On the night of October 2, 1917, at 11.25 P.M., a dark object was sighted by the officer of the deck, bearing about three points on the port bow. The officer of the deck, after looking at the object with the night glasses, called out that it was a submarine. The order was given for full left rudder and to steady on the submarine which was then plainly visible in the moonlight. At the same time emergency speed was rung up and before we had swung to the new course we were fast gaining speed. The captain almost immediately came on the bridge and ordered that a shot be taken at the submarine which was about three hundred yards away and moving slowly on the surface in the general direction we were steering. We swung a little to starboard and one shot was fired which cleared the periscope and showed the submarine distinctly for a second.
From the way the Corsair answered the rudder we were making fine speed. The submarine completely disappeared when we were just a little way off. As we crossed her apparent course we began dropping depth charges, four in all. As we passed over her position we went full right rudder, dropping two of the cans as we swung. We then steadied on North 74° East, the original course, and ran it about five minutes. We then slowed to thirteen knots and went full right rudder, and steadied on South 80° West. Returning over the spot where the charges had exploded, we ran into a great slick of oil that seemed to spread out for several hundred yards. A strong odor of oil could be smelled, even on the bridge.
CHAPTER V
WHEN THE ANTILLES WENT DOWN
For more than three months the Corsair had been escorting transports and supply steamers to and fro, in an area of ocean where the hostile submarines cruised incessantly. Not a ship in all these unwieldy convoys had been torpedoed, and the few hard-driven yachts could feel, without boasting, that they were doing their bit to keep the road open to France. It was unreasonable to expect, however, that the record could be kept wholly clear of disaster. The fortune of war was not as kind as this.
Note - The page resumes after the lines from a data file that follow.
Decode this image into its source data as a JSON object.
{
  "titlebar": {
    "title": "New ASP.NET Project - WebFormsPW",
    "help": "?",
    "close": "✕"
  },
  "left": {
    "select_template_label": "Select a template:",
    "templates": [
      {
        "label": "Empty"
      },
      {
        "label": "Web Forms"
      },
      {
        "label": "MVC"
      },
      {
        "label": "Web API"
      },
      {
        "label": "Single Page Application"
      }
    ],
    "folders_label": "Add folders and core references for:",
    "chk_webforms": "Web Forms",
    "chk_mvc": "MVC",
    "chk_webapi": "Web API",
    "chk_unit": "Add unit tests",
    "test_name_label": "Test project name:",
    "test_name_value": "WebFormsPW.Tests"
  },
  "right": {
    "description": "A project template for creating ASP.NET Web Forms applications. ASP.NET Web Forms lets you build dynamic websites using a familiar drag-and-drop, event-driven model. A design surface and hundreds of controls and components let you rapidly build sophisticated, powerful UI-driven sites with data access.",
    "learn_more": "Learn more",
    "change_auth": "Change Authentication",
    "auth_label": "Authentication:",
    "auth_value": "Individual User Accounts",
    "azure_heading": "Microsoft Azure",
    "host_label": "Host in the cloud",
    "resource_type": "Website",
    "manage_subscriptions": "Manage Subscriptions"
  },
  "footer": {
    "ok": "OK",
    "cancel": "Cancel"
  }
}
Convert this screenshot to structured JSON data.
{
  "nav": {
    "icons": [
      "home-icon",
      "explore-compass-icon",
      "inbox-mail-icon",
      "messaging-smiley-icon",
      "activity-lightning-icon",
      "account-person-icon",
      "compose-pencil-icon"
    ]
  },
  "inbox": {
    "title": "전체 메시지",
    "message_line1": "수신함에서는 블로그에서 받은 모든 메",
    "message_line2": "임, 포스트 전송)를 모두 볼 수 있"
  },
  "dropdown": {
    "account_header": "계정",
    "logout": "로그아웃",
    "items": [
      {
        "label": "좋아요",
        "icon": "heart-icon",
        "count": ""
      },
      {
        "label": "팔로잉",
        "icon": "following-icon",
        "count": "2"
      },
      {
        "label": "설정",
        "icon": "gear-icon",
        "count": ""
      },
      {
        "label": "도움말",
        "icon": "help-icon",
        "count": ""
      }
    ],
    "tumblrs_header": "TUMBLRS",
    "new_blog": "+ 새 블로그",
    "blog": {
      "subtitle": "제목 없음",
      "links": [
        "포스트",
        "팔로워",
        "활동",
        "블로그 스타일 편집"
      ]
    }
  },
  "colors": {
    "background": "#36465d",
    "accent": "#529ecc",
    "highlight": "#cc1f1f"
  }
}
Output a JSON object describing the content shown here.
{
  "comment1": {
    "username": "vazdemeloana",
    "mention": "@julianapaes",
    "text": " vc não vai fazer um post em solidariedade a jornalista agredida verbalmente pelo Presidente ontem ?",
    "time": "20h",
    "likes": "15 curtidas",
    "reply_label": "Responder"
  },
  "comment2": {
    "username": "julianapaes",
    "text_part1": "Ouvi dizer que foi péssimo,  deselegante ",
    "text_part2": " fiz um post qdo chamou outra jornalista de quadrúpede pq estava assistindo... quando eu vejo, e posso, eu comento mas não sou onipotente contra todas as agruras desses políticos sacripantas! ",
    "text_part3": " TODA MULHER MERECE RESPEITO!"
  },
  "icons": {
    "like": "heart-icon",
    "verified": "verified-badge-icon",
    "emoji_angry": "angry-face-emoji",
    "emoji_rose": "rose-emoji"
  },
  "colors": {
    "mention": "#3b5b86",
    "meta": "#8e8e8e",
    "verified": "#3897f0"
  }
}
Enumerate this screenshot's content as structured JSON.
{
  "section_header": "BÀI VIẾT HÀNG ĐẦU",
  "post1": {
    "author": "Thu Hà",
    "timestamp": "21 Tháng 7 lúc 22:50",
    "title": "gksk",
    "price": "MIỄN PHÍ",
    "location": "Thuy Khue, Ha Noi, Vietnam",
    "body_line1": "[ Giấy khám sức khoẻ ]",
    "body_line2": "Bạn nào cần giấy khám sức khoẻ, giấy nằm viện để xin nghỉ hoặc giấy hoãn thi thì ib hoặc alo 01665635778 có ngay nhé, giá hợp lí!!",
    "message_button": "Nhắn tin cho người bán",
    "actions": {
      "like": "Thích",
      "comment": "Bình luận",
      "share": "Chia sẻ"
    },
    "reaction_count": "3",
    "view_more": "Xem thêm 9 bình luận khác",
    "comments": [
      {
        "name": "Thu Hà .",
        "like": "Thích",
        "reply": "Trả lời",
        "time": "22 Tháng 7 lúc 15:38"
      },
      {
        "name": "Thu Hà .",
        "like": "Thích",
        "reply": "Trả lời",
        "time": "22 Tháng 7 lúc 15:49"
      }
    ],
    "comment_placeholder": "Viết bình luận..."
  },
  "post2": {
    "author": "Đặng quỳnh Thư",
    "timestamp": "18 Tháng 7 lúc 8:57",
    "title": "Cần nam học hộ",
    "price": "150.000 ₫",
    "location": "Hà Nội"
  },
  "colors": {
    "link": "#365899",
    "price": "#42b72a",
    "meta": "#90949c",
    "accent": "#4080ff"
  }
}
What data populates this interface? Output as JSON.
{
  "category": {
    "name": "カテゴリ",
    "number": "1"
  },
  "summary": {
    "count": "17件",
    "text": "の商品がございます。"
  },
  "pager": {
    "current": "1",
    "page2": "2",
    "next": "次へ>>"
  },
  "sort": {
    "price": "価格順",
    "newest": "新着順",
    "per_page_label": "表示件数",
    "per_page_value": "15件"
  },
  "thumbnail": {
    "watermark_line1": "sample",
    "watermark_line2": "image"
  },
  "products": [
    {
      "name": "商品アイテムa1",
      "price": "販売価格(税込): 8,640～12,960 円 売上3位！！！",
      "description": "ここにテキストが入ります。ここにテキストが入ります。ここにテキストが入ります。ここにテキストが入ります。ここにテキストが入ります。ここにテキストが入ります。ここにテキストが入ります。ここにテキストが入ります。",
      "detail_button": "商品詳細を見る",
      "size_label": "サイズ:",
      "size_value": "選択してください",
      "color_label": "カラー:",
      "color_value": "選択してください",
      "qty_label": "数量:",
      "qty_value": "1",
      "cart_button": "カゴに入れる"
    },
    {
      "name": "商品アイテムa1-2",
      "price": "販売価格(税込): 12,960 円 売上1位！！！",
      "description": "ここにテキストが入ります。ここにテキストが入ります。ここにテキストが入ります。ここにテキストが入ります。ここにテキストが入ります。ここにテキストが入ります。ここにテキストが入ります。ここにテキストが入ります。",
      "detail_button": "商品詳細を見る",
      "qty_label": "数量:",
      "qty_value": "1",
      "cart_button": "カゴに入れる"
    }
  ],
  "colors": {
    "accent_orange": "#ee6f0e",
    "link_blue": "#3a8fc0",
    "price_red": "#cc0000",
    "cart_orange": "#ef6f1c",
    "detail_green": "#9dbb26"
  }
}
The unhappy event occurred without warning on October 17th when the transport Antilles, a fine, seven-thousand-ton steamer of the Southern Pacific Company, was sent to the bottom with many of her people. It was no fault of the escort, for there was never a sight of a periscope nor any other indication that a submarine was near. The Corsair did what she could and did it well, saving survivors from the sea with the readiness and courage that might have been expected.
The convoy had sailed from Saint-Nazaire two days earlier, waiting at Quiberon for one of the ships to join. With the Antilles were the Henderson and the Willehad. The escort comprised the Corsair, phrodite, and the Kanawha, which replaced the Wakiva after this smaller yacht had returned to port because of leaky rivets in the main boiler. With the circumstances as they were, no better protection could have been given this small convoy of three transports. The Queenstown destroyers were employed in guarding the laden ships inward bound, meeting them far offshore, but the American Patrol Force in France had to take them to sea again as best it could, with the yachts and whatever aid the French Navy was able to offer.
The small flotilla of coal-burning destroyers which was sent to base on Brest had not yet arrived and was en route from the Azores. Captain W. B. Fletcher, who commanded the Patrol Force at this time, and who was superseded by Admiral Wilson a little later, received a certain amount of adverse criticism because of the loss of the Antilles, but the fact is evident that he had taken all the precautions within his power to send this convoy safely through the danger zone.